Характерны в этом отношении письма, написанные ею на склоне жизни племяннице, Энн Остин, затеявшей по примеру своей знаменитой родственницы писать роман. Энн собирается отправить Портмэнов, героев своего романа, в Ирландию, где сама никогда не была. Джейн Остин решительно возражает: «Мы думаем, что будет лучше, если ты останешься в Англии. Пусть Портмэны едут в Ирландию, но так как ты ничего не знаешь о тамошнем образе жизни, то будет лучше, если ты с ними не поедешь. Иначе ты рискуешь дать всему неверное изображение. Оставайся в Бате с Форестерами. Там тебе ничего не грозит».[27]

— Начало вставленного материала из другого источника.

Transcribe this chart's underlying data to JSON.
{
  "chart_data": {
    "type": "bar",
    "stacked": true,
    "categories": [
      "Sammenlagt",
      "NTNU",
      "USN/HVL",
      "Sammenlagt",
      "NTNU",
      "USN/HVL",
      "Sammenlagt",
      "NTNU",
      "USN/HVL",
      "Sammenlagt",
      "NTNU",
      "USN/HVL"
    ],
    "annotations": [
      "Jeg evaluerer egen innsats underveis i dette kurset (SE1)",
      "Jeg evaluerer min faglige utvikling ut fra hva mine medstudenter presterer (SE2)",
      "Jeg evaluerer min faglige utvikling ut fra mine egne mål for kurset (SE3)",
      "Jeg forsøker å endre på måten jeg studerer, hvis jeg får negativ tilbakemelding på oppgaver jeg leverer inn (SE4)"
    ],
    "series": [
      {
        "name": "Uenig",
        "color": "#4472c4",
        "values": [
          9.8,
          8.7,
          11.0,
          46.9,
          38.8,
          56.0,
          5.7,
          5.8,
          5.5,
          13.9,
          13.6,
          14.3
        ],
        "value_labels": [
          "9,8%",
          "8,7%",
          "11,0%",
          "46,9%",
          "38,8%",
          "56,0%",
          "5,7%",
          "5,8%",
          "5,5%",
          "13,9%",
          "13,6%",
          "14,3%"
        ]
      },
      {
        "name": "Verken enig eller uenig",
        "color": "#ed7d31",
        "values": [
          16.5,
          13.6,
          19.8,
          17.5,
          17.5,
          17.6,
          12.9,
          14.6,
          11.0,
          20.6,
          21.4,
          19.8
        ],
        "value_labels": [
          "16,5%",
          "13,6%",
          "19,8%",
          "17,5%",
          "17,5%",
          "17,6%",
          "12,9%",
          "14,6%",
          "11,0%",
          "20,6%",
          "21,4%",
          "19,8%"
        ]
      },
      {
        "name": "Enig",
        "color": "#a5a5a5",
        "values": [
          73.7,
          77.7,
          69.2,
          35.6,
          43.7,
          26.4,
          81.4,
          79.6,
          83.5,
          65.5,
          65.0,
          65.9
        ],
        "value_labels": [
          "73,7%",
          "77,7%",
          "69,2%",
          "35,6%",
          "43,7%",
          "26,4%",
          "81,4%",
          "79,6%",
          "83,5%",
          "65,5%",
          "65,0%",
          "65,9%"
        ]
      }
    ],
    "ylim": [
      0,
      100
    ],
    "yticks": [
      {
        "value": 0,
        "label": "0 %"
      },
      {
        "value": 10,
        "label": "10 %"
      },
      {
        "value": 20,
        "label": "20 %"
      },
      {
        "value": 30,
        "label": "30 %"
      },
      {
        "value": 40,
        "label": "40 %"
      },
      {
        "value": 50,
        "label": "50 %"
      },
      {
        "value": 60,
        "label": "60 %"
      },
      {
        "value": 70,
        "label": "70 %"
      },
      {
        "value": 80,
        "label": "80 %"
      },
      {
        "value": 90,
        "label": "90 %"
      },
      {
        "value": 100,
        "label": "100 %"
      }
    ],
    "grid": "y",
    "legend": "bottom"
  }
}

Исследователи указывают, что в произведениях Джейн Остин мы не найдем ни одного эпизода, который не был бы основан на жизненном опыте самой писательницы. Было отмечено даже, что она избегает оставлять своих героев мужчин одних, без дамского общества. Когда же сюжет требовал чисто мужского общества, писательница ограничивалась коротким пересказом.
Джейн Остин, как выяснили ее биографы, работала с календарем и справочником; в тех случаях, когда в ее романах появляются морские офицеры («Нортенгерское аббатство», «Убеждение»), она советовалась с братьями. Однако при всей приверженности к точному факту и знанию Джейн Остин прекрасно понимала важность отбора наиболее характерных явлений. Она далека от позитивистов, пытающихся позже, в середине XIX века, объявить ее своей единомышленницей. Она решительно восстает против простого копирования действительности. Вот что пишет она по этому поводу Энн Остин: «Я вычеркнула эпизод, где сэр Томас отправляется с друзьями в конюшню в тот самый день, когда сломал себе руку. Несмотря на то, что мне известно, что твой папенька
Как ни скромны были картины семейной жизни, создаваемые писательницей, уже современники ясно осознавали весь смысл ее социальных разоблачений. Направление ее творчества вызывало недовольство не только в кругах провинциальных священников и дворян.
Интересна в этом плане история ее отношений с принцем-регентом, правившим в годы безумия короля Георга III (1811–1820), «первым джентльменом Европы», впоследствии королем Георгом IV, и его личным секретарем, преподобным Дж. С. Кларком. Зимой 1815 года, когда писательница гостила в Лондоне, Дж. С. Кларк передал ей разрешение принца-регента посвятить ему будущие романы. Джейн Остин ответила на это письмо через четыре месяца. Объяснив свое долгое молчание нежеланием отнимать у высоких особ время, она спрашивает, является ли дарованное ей разрешение обязательным. Ей дают понять, что ослушание невозможно. В декабре 1815 года выходит в свет «Эмма» с кратким (вспомним обычные посвящения тех лет) посвящением:
Его Королевскому Высочеству
Принцу-Регенту
С разрешения Его Королевского Высочества
труд этот
с уважением
посвящает
Его Королевского Высочества
Послушный и скромный слуга,
Автор.
В посвящении этом сказано до крайности мало: трижды повторен титул монарха, дважды повторена мысль о том, что автор посвящает роман «с разрешения» и «послушно». В ответ принц-регент просит своего секретаря выразить Остин благодарность за присланный ему издателем «красивый томик». В письме к издателю Дж. Мэррею Джейн Остин передает ему слова принца и добавляет: «Каково бы ни было мнение его высочества о моей доле труда, ваша получила достойную оценку».[29] На этом дело не кончилось. Вскоре Джейн Остин получила от Дж. С. Кларка письмо, в котором делалась попытка повлиять на дальнейшее направление ее творчества.
Он предлагал писательнице отказаться от пагубной страсти к сатирическому изображению и просил создать образ священника, ничем не похожего на мистера Коллинза или Элтона. Это должен быть человек просвещенный, благочестивый, полный искреннего участия и братской любви к окружающим. Джейн Остин отвечала учтиво, но недвусмысленно: «Я чрезвычайно польщена тем, что вы считаете меня способной нарисовать образ священника, подобный тому, который вы набросали в своем письме от 16 ноября. Но, уверяю вас, вы ошибаетесь. В моих силах показать комические характеры, но показать хороших, добрых, просвещенных людей выше моих сил. Речь такого человека должна была бы временами касаться науки и философии, о которых я не знаю решительно ничего… Каково бы ни было мое тщеславие, могу похвастаться, что я являюсь самой необразованной и непросвещенной женщиной из тех, кто когда-либо осмеливался взяться за перо».[30] Ссылка на непросвещенность, конечно, была лишь вежливой отговоркой, о чем не мог не знать Дж. С. Кларк.